SCC, in Sanford, North Carolina, makes computer chips that allow manufacturers to create clones of toner cartridges used in Lexmark printers. Lexmark sued SCC last year, charging that SCC’s chips include copyright Lexmark computer code and violate the Digital Millennium Copyright Act’s (DMCA) ban on circumventing digital technology that protects copyright material.
Without taking a position on whether SCC’s chips illegally incorporate Lexmark code, the Copyright Office ruled that the DMCA does not block software developers from using reverse engineering to circumvent digital protection of copyright material if they do so to achieve interoperability with an independently created computer program.
The SCC had asked the Copyright Office to recommend several DMCA exemptions that would protect its efforts to defeat Lexmark’s protection technology. Those requested exemptions are unnecessary because existing DMCA statutes already allow the kind of reverse engineering that SCC could have used to thwart Lexmark’s protections, the agency said in a lengthy memo of recommendations about exemptions to the DMCA.
SCC executives hailed the Copyright Office statement as a watershed moment for their case.
“We think the Copyright Office put to rest all of the objections Lexmark has raised,” said SCC Chief Executive Officer Ed Swartz.
Lexmark responded that it is pleased the Copyright Office refused SCC’s exemption request.
“It is inconceivable to us how anyone can consider this ruling a victory for Static Control,” said Vincent Cole, Lexmark’s general counsel, in a prepared statement. Lexmark refused further comment on the agency’s memo of recommendations.
SCC pulled its Smartek chips for Lexmark clone cartridges from the market earlier this year in accordance with a preliminary injunction in Lexmark’s favor issued in February. U.S. District Court Judge Karl Forester ruled that SCC directly copied Lexmark’s copyrighted Toner Loading Program — a charge SCC admits is accurate — and that its efforts to bypass Lexmark’s authentication controls violate the DMCA.

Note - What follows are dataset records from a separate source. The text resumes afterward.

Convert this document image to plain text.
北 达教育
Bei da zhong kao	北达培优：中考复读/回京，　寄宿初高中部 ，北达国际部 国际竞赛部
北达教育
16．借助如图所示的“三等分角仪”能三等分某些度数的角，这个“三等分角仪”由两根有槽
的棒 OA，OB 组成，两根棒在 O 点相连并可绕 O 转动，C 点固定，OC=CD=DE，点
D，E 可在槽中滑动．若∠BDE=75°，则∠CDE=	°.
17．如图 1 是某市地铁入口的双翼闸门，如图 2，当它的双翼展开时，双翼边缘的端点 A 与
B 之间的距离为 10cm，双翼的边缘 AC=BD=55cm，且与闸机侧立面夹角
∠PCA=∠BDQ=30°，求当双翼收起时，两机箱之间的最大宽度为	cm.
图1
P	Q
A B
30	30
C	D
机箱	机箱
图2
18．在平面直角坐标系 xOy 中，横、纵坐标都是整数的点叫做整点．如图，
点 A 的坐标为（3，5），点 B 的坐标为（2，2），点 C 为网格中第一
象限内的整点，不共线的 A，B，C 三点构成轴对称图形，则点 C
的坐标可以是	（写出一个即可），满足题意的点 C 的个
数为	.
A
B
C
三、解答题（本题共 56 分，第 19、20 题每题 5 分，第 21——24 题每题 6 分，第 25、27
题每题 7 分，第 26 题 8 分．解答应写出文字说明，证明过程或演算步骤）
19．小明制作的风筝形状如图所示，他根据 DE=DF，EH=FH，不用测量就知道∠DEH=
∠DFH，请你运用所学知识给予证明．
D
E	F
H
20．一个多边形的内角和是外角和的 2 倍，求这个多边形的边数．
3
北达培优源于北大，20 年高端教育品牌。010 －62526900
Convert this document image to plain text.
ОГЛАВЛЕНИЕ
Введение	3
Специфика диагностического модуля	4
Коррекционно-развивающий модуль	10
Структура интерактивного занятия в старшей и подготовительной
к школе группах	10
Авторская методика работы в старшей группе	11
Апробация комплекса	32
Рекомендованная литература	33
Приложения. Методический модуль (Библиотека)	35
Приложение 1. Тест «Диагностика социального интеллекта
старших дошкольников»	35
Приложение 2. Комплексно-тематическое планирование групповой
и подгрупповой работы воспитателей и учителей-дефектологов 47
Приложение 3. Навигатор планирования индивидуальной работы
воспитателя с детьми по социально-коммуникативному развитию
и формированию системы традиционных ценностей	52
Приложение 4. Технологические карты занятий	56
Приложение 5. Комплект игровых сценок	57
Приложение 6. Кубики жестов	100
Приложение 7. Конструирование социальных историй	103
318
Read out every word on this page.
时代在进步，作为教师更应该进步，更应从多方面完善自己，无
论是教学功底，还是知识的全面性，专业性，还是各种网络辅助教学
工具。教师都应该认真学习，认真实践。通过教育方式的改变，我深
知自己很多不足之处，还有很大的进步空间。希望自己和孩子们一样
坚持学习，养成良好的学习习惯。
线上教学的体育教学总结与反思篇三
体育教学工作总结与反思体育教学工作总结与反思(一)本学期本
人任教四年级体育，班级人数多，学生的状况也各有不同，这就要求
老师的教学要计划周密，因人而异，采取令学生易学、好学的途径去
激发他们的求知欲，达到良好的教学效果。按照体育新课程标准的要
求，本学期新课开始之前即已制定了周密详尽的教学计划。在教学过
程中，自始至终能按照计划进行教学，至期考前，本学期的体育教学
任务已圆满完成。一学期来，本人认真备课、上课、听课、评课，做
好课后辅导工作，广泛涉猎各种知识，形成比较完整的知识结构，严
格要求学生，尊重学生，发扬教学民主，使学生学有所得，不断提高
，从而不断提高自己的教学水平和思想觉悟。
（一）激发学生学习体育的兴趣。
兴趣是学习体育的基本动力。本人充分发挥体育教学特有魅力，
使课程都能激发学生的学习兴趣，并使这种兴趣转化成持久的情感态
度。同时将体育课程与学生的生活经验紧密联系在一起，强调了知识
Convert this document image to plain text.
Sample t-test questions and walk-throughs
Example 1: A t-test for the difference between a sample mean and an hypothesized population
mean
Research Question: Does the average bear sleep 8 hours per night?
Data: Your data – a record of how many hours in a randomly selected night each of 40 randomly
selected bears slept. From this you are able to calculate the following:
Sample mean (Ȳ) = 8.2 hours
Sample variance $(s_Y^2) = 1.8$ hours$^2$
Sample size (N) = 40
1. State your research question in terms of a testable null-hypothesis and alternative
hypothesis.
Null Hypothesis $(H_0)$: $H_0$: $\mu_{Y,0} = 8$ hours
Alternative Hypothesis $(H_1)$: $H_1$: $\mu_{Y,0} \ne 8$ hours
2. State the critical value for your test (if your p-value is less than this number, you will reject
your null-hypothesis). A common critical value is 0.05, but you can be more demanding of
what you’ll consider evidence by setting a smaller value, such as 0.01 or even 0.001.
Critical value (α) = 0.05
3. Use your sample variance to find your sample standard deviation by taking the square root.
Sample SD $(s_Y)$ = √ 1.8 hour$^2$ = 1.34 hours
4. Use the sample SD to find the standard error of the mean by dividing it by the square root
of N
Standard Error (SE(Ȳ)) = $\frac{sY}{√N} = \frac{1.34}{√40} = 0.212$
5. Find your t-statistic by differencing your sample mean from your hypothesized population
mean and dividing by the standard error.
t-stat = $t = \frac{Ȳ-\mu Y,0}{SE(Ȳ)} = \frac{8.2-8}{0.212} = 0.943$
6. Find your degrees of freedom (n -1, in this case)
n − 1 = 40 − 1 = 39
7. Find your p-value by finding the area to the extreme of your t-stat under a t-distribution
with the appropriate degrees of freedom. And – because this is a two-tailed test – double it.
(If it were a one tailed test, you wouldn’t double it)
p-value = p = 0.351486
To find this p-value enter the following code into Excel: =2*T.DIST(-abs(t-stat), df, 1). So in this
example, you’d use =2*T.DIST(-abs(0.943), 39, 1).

The latter half of that ruling could be affected by the Copyright Office’s recommendation. SCC already had an appeal of the injunction in progress, which the company expects to be heard later this year.
The fight between Lexmark and SCC may have implications throughout the lucrative market for printer cartridges, some industry analysts have said. Lexmark and other printer manufactures such as Hewlett-Packard Co. earn substantial margins selling cartridges for their printers. Third party manufacturers have carved out a chunk of that market by offering refurbished cartridges for a fraction of the cost of those from the printers’ original makers.
Lexmark last year began using in some of its cartridges a chip that communicates with its printers and verifies that the cartridge is from Lexmark. Without that verification, the cartridge won’t work. SCC’s Smartek chips mimic those produced by Lexmark and allow third-party cartridges to pose as official ones, allowing compatibility.
SCC is confident that the Copyright Office memo green-lights its Smartek chips, Swartz said. Regarding the court’s finding that SCC’s chips illegally use Lexmark code, Swartz sad the Copyright Office ruling may excuse the code use, but if it doesn’t, SCC will develop code meeting the requirements of the reverse-engineering exemption.
A Wednesday research report from Merrill Lynch & Co. Inc. suggested that Lexmark could thwart SCC by advancing its software to a point where reverse engineering would be technically infeasible, but Swartz brushed off such concerns. SCC already offered to show Lexmark software it has developed that would replace the infringing code in its Smartek chips and accomplish the same purpose, he said. Lexmark refused to authorize that approach, citing DMCA protections against any authentication bypass maneuver, according to Swartz.
“I think that what the Copyright Office saw here was that what was taking place was a test case,” Swartz said. “If they came down on the side of Lexmark, what they would be doing would be to provide a path for companies to develop a legal electronic monopoly that would make the oil trust and the steel trust that Teddy Roosevelt broke up at the turn of the century look small.”